勁草書房のウェブサイトでアニメについての連載を一年半ちかくつづけているけど、それももうすぐ終わる予定。アニメ的な表現についてというより、アニメによって描きだされる世界の構造(物語の構造)を分析しながら、科学やテクノロジーの時代における物語(虚構、フィクション)のあり得る位置や意味を探る、という感じでやってきた。
三週に一度の更新で、目安として一回分が八千から一万字くらいの感じで書いていて、だからこの一年半くらいは、常に頭のどこかにこの連載のことがあるという状態だった。
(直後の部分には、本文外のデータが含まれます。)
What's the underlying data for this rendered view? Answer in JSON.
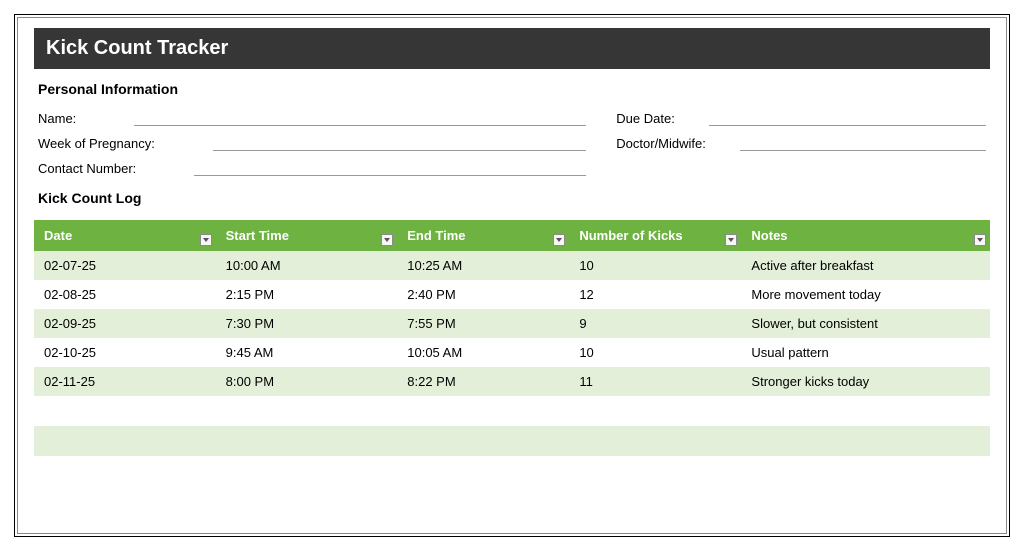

アニメについて書くようになって、逆に、以前のように深夜アニメを浴びるように観るという感じではなくなった(書く対象となるアニメをじっくり観る---観直す---必要があるので、それにけっこう時間をとられる)。
ずっとアニメのことを気にして生活してきたのだけど、でもぼくは、アニメにだけ興味があるわけではない。映画や小説やアートなど、他の芸術にも興味がある。そしてそれらもまた、科学とテクノロジーの荒波にさらされている。
今回の連載は、この世界の様々に複雑なあり様とフィクションとの関係を、アニメという限定された窓から覗いてみたらどう見えるか、という感じだった。「アニメ」というものが、そのような窓としてとても有効だと思ったから。だからこんどは、ある特定のテーマから、今日の様々な芸術のあり様や、世界のあり様を考えてみるという本が書きたいという気持ちが出てきた。そしてそのテーマとしてふさわしいのが「幽体離脱」ではないかと考えはじめている。これは前から考えている、メディウム・スペシフィックではないフォーマリズムということでもある。「幽体離脱の芸術論」のような本が書けないだろうか、と。
そのためにはまず、「幽体離脱」という主題がなぜ重要なのかについて、人を説得する必要があるのか。その重要なヒントが、OOO(オブジェクト指向存在論)やSR(思弁的実在論)、存在論的転回以降の人類学にはあるのではないかと思っているのだけど。